Irgendwie gelang es ihm, den Blick zu heben, die ganze Bleikugel seines Kopfes.»Ja, Liebling?«

«Thomas, du solltest nach Hause gehen!«

«Ja!«, rief er. Und er schnellte vom Stuhl, tippte sich kurz mit zwei Fingern an die Stirn, nickte Lutz Wegener zu:»Machen Sie weiter so«, sagte er.»Immer schön Zähne putzen!«Er drehte sich um, etwas zu schwungvoll, so dass er Probleme hatte, das Gleichgewicht zu halten.

Mitten auf dem Flur saß Callas. Ihre grünen Augen wühlten sich in seine Seele. Er wusste, die Katze konnte Gedanken lesen. Sie fixierte ihn ungefähr eine halbe Minute, bevor sie mit einem entsetzten Schrei in eines der Zimmer zurückhuschte.

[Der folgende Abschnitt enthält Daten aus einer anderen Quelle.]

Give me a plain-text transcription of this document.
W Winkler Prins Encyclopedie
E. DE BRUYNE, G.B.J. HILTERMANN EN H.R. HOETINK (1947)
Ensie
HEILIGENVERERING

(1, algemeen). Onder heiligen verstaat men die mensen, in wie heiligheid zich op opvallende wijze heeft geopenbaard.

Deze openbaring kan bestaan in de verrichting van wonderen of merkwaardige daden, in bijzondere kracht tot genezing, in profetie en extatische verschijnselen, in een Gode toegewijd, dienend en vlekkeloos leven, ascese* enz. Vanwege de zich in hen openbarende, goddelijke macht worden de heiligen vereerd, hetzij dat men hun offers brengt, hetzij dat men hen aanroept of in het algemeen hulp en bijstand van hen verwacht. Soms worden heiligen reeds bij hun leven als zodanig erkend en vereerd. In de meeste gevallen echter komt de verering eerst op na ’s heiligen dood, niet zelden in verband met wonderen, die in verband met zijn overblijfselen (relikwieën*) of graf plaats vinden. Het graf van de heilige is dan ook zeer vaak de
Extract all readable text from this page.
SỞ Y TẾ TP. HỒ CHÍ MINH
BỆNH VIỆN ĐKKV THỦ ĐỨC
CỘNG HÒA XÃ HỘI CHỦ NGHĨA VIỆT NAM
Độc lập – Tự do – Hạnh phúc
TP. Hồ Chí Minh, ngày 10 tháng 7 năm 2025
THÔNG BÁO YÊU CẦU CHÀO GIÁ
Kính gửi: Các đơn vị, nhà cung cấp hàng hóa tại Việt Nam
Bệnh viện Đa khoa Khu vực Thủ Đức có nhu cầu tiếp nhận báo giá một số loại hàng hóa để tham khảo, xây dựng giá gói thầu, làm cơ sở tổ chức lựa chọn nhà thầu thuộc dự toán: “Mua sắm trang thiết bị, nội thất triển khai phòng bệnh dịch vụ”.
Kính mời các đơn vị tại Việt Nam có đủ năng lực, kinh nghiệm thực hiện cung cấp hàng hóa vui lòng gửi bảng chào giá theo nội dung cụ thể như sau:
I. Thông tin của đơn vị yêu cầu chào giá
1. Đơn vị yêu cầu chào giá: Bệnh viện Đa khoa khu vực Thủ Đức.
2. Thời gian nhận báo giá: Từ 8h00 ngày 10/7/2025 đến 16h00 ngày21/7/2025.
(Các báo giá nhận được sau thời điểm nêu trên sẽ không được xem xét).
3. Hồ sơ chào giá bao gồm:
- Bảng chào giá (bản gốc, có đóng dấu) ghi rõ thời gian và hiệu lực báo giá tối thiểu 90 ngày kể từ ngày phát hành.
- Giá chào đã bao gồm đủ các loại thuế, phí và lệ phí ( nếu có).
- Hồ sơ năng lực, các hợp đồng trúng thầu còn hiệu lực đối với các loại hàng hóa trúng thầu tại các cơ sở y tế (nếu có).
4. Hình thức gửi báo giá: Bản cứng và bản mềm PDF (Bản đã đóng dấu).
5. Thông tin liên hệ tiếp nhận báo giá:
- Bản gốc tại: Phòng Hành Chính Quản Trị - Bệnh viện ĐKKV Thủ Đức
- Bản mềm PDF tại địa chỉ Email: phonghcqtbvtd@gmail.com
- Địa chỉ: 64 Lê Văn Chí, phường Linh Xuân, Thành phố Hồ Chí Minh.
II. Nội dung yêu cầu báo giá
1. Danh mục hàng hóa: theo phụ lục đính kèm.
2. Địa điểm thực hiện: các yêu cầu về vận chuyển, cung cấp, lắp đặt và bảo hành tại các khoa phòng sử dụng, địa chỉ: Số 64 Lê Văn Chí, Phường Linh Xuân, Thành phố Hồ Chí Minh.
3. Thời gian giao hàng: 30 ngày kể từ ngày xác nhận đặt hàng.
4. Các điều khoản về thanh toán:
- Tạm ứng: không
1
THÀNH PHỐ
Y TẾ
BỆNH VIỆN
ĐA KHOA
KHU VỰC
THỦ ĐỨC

«Deine Jacke!«, rief Hedda, die ihm bis zur Tür gefolgt war.

«Ach so«, sagte Holler.»Es ist Frühling.«

«Du übertreibst mal wieder.«

«Er ist nett«, sagte er.

Röte huschte über ihr Gesicht.»Er ist ein Kollege.«

Holler nickte.

«Danke für das Ei«, sagte sie.

«Wirf es weg, gelber Sack, denke ich. «Holler zog die Jacke an und ging hinaus.

«Thomas?«

Er blieb in ihrem Schatten stehen, der auf den Flur in die Februarkälte hinausfiel.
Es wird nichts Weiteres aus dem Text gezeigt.